The Justice Department said Wednesday the 17-count indictment includes several felonies.
The case was investigated by the U.S. Fish and Wildlife Service Office of Law Enforcement, Colorado Parks and Wildlife, and Utah Division of Wildlife Resources, and is being prosecuted by the Environmental Crimes Section of the Justice Department's Environment and Natural Resources Division.
Authorities said Loncarich outfitted and guided hunts for mountain lions and bobcats in the Bookcliffs Mountains, which span the Colorado-Utah border.
Wildlife officials said mountain lions and bobcats are difficult to hunt. The hunting seasons for the cats stretch from November to March when snow is likely to be on the ground. Guides usually release trained dogs to track the cats after footprints are discovered.
Hunting dogs follow the cat's scent in the snow, then tree, corner or bay the pursued cat. At that point a hunter arrives and kills the treed cat.

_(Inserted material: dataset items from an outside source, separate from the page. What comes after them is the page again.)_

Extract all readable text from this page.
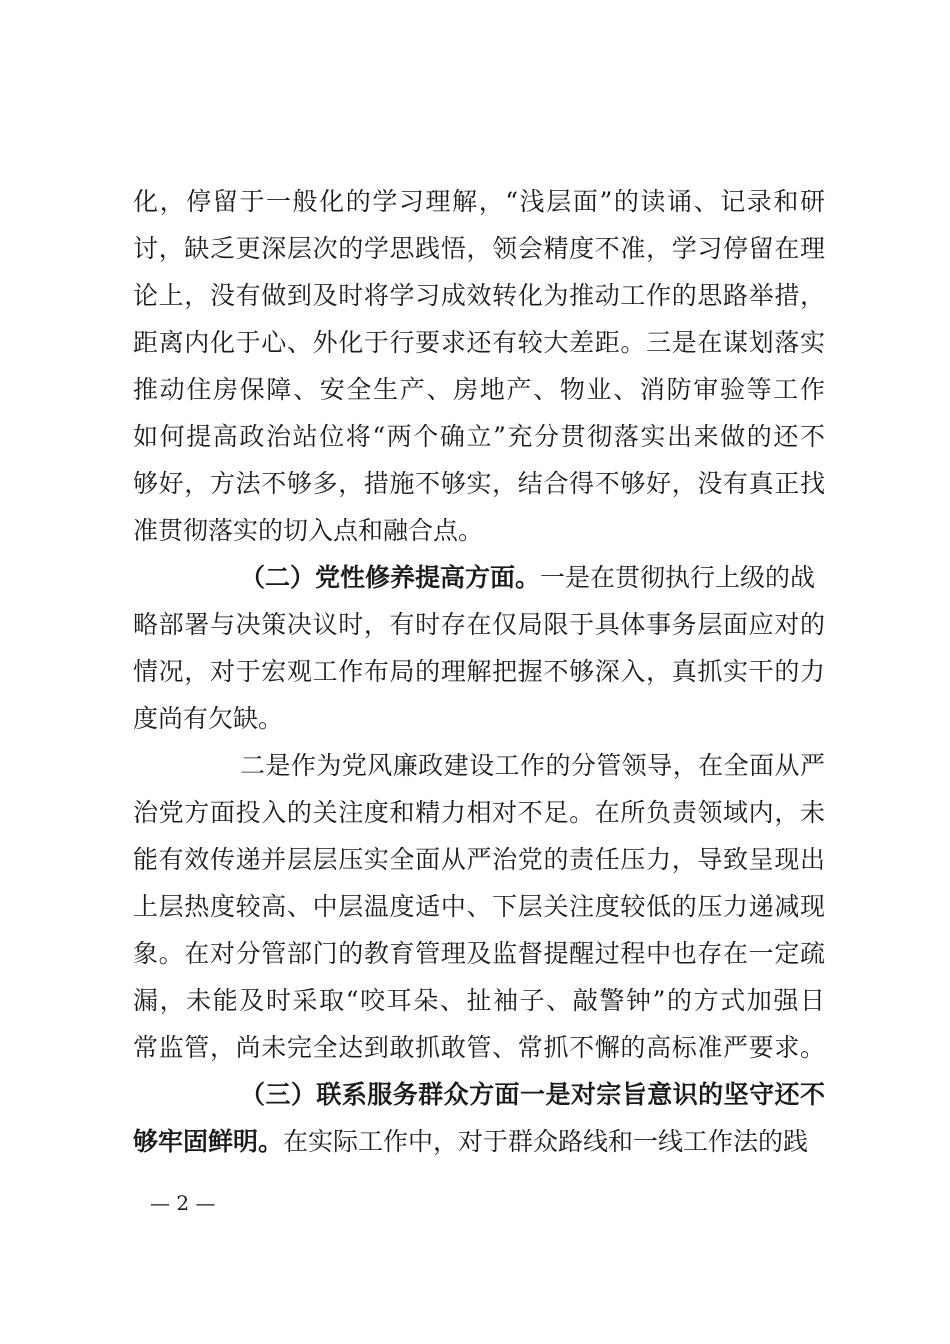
化，停留于一般化的学习理解，“浅层面”的读诵、记录和研
讨，缺乏更深层次的学思践悟，领会精度不准，学习停留在理
论上，没有做到及时将学习成效转化为推动工作的思路举措，
距离内化于心、外化于行要求还有较大差距。三是在谋划落实
推动住房保障、安全生产、房地产、物业、消防审验等工作
如何提高政治站位将“两个确立”充分贯彻落实出来做的还不
够好，方法不够多，措施不够实，结合得不够好，没有真正找
准贯彻落实的切入点和融合点。
（二）党性修养提高方面。一是在贯彻执行上级的战
略部署与决策决议时，有时存在仅局限于具体事务层面应对的
情况，对于宏观工作布局的理解把握不够深入，真抓实干的力
度尚有欠缺。
二是作为党风廉政建设工作的分管领导，在全面从严
治党方面投入的关注度和精力相对不足。在所负责领域内，未
能有效传递并层层压实全面从严治党的责任压力，导致呈现出
上层热度较高、中层温度适中、下层关注度较低的压力递减现
象。在对分管部门的教育管理及监督提醒过程中也存在一定疏
漏，未能及时采取“咬耳朵、扯袖子、敲警钟”的方式加强日
常监管，尚未完全达到敢抓敢管、常抓不懈的高标准严要求。
（三）联系服务群众方面一是对宗旨意识的坚守还不
够牢固鲜明。在实际工作中，对于群众路线和一线工作法的践
— 2 —
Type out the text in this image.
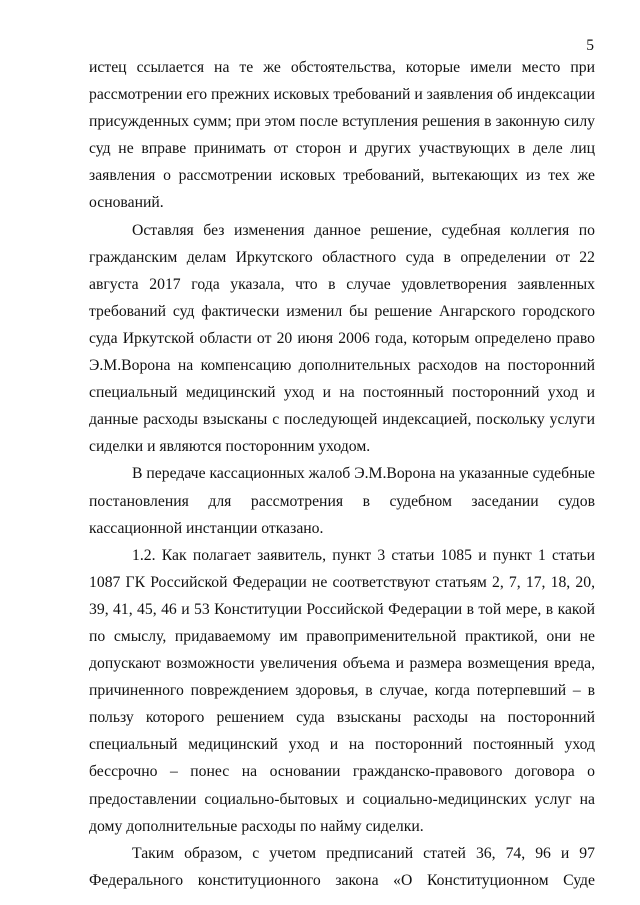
5

истец ссылается на те же обстоятельства, которые имели место при рассмотрении его прежних исковых требований и заявления об индексации присужденных сумм; при этом после вступления решения в законную силу суд не вправе принимать от сторон и других участвующих в деле лиц заявления о рассмотрении исковых требований, вытекающих из тех же оснований.

Оставляя без изменения данное решение, судебная коллегия по гражданским делам Иркутского областного суда в определении от 22 августа 2017 года указала, что в случае удовлетворения заявленных требований суд фактически изменил бы решение Ангарского городского суда Иркутской области от 20 июня 2006 года, которым определено право Э.М.Ворона на компенсацию дополнительных расходов на посторонний специальный медицинский уход и на постоянный посторонний уход и данные расходы взысканы с последующей индексацией, поскольку услуги сиделки и являются посторонним уходом.

В передаче кассационных жалоб Э.М.Ворона на указанные судебные постановления для рассмотрения в судебном заседании судов кассационной инстанции отказано.

1.2. Как полагает заявитель, пункт 3 статьи 1085 и пункт 1 статьи 1087 ГК Российской Федерации не соответствуют статьям 2, 7, 17, 18, 20, 39, 41, 45, 46 и 53 Конституции Российской Федерации в той мере, в какой по смыслу, придаваемому им правоприменительной практикой, они не допускают возможности увеличения объема и размера возмещения вреда, причиненного повреждением здоровья, в случае, когда потерпевший – в пользу которого решением суда взысканы расходы на посторонний специальный медицинский уход и на посторонний постоянный уход бессрочно – понес на основании гражданско-правового договора о предоставлении социально-бытовых и социально-медицинских услуг на дому дополнительные расходы по найму сиделки.

Таким образом, с учетом предписаний статей 36, 74, 96 и 97 Федерального конституционного закона «О Конституционном Суде
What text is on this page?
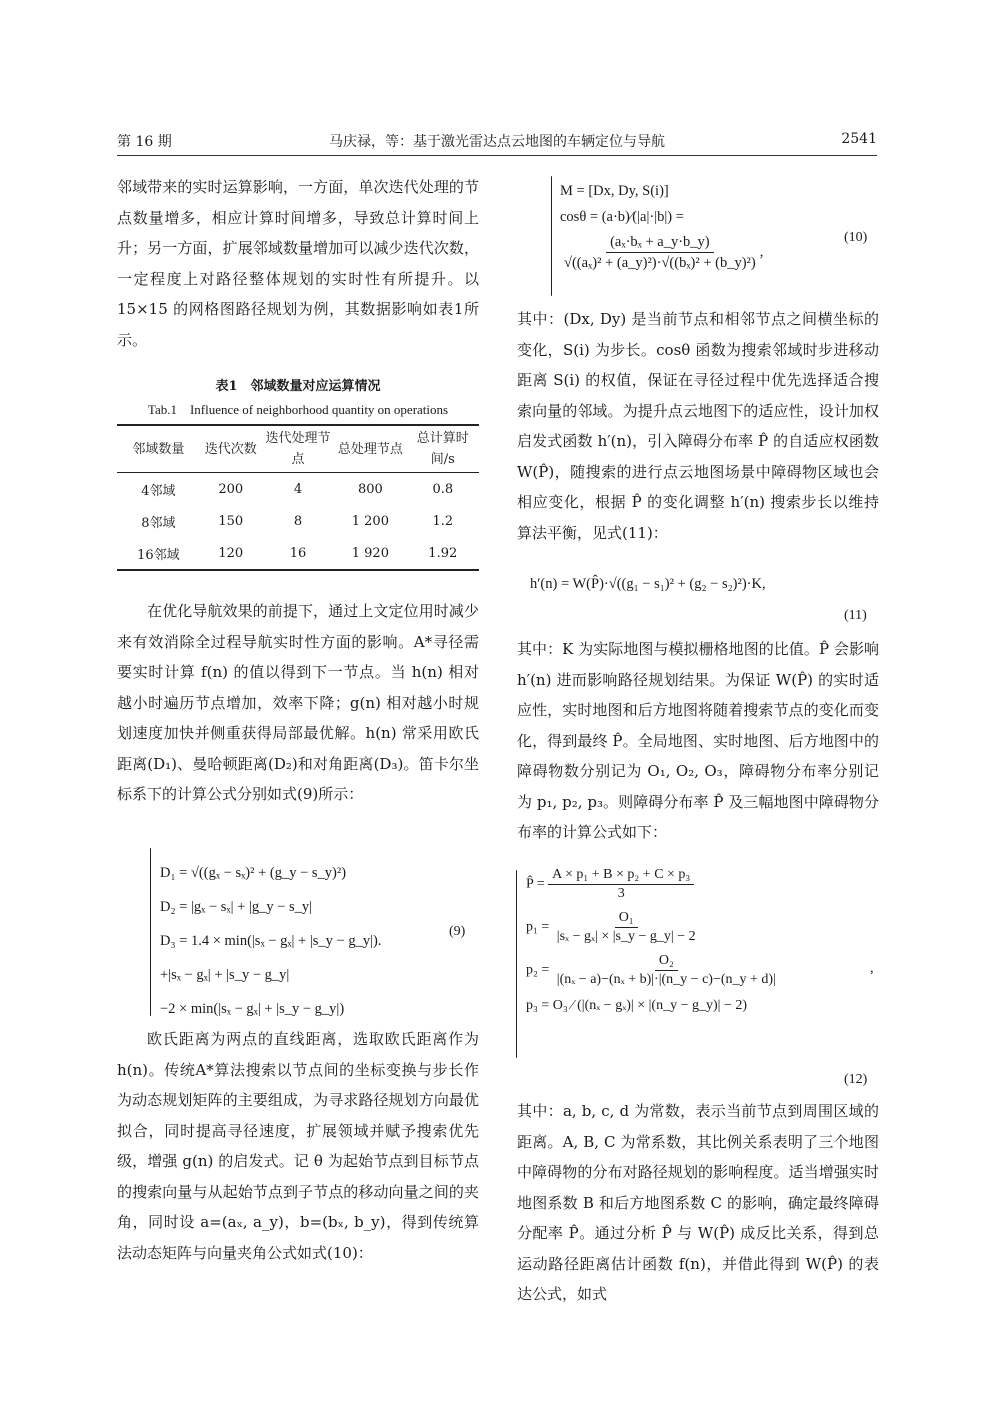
第 16 期	马庆禄，等：基于激光雷达点云地图的车辆定位与导航	2541

邻域带来的实时运算影响，一方面，单次迭代处理的节点数量增多，相应计算时间增多，导致总计算时间上升；另一方面，扩展邻域数量增加可以减少迭代次数，一定程度上对路径整体规划的实时性有所提升。以 15×15 的网格图路径规划为例，其数据影响如表1所示。

表1　邻域数量对应运算情况
Tab.1　Influence of neighborhood quantity on operations
邻域数量	迭代次数	迭代处理节点	总处理节点	总计算时间/s
4邻域	200	4	800	0.8
8邻域	150	8	1 200	1.2
16邻域	120	16	1 920	1.92

在优化导航效果的前提下，通过上文定位用时减少来有效消除全过程导航实时性方面的影响。A*寻径需要实时计算 f(n) 的值以得到下一节点。当 h(n) 相对越小时遍历节点增加，效率下降；g(n) 相对越小时规划速度加快并侧重获得局部最优解。h(n) 常采用欧氏距离(D₁)、曼哈顿距离(D₂)和对角距离(D₃)。笛卡尔坐标系下的计算公式分别如式(9)所示：

D₁ = √((gₓ − sₓ)² + (g_y − s_y)²)
D₂ = |gₓ − sₓ| + |g_y − s_y|
D₃ = 1.4 × min(|sₓ − gₓ| + |s_y − g_y|).
+|sₓ − gₓ| + |s_y − g_y|
−2 × min(|sₓ − gₓ| + |s_y − g_y|)
(9)

欧氏距离为两点的直线距离，选取欧氏距离作为 h(n)。传统A*算法搜索以节点间的坐标变换与步长作为动态规划矩阵的主要组成，为寻求路径规划方向最优拟合，同时提高寻径速度，扩展领域并赋予搜索优先级，增强 g(n) 的启发式。记 θ 为起始节点到目标节点的搜索向量与从起始节点到子节点的移动向量之间的夹角，同时设 a=(aₓ, a_y)，b=(bₓ, b_y)，得到传统算法动态矩阵与向量夹角公式如式(10)：

M = [Dx, Dy, S(i)]
cosθ = (a·b)⁄(|a|·|b|) =
$\frac{\text{(aₓ·bₓ + a\_y·b\_y)}}{\text{√((aₓ)² + (a\_y)²)·√((bₓ)² + (b\_y)²)}}$ ,
(10)

其中：(Dx, Dy) 是当前节点和相邻节点之间横坐标的变化，S(i) 为步长。cosθ 函数为搜索邻域时步进移动距离 S(i) 的权值，保证在寻径过程中优先选择适合搜索向量的邻域。为提升点云地图下的适应性，设计加权启发式函数 h′(n)，引入障碍分布率 P̂ 的自适应权函数 W(P̂)，随搜索的进行点云地图场景中障碍物区域也会相应变化，根据 P̂ 的变化调整 h′(n) 搜索步长以维持算法平衡，见式(11)：

h′(n) = W(P̂)·√((g₁ − s₁)² + (g₂ − s₂)²)·K,
(11)

其中：K 为实际地图与模拟栅格地图的比值。P̂ 会影响 h′(n) 进而影响路径规划结果。为保证 W(P̂) 的实时适应性，实时地图和后方地图将随着搜索节点的变化而变化，得到最终 P̂。全局地图、实时地图、后方地图中的障碍物数分别记为 O₁, O₂, O₃，障碍物分布率分别记为 p₁, p₂, p₃。则障碍分布率 P̂ 及三幅地图中障碍物分布率的计算公式如下：

P̂ = $\frac{\text{A × p₁ + B × p₂ + C × p₃}}{3}$
$p_1 = \frac{\text{O₁}}{\text{|sₓ − gₓ| × |s\_y − g\_y| − 2}}$
$p_2 = \frac{\text{O₂}}{\text{|(nₓ − a)−(nₓ + b)|·|(n\_y − c)−(n\_y + d)|}}$
p₃ = O₃ ⁄ (|(nₓ − gₓ)| × |(n_y − g_y)| − 2)
,
(12)

其中：a, b, c, d 为常数，表示当前节点到周围区域的距离。A, B, C 为常系数，其比例关系表明了三个地图中障碍物的分布对路径规划的影响程度。适当增强实时地图系数 B 和后方地图系数 C 的影响，确定最终障碍分配率 P̂。通过分析 P̂ 与 W(P̂) 成反比关系，得到总运动路径距离估计函数 f(n)，并借此得到 W(P̂) 的表达公式，如式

Authorities said Loncarich and his assistant guides devised a scheme whereby they would trap the cats in cages prior to hunts and release the cats when the client was nearby. They said Loncarich, Rodgers and other guides would communicate by radio to ensure that they took their clients to the location where the cats had been released.
According to authorities, many of the clients did not have proper tags or licenses to take mountain lions or bobcats in Utah.
The indictment says Loncarich, Rodgers and other guides brought the animals killed in Utah back to Colorado, where Loncarich often took clients to check in the illegally taken mountain lions with Colorado wildlife officials.
They said Loncarich provided false records to obtain proper records for the hides. Many of the cats were then sent to the clients' home states.
The Justice Department said four assistant guides have already pleaded guilty to crimes related to the conspiracy. They have not been identified.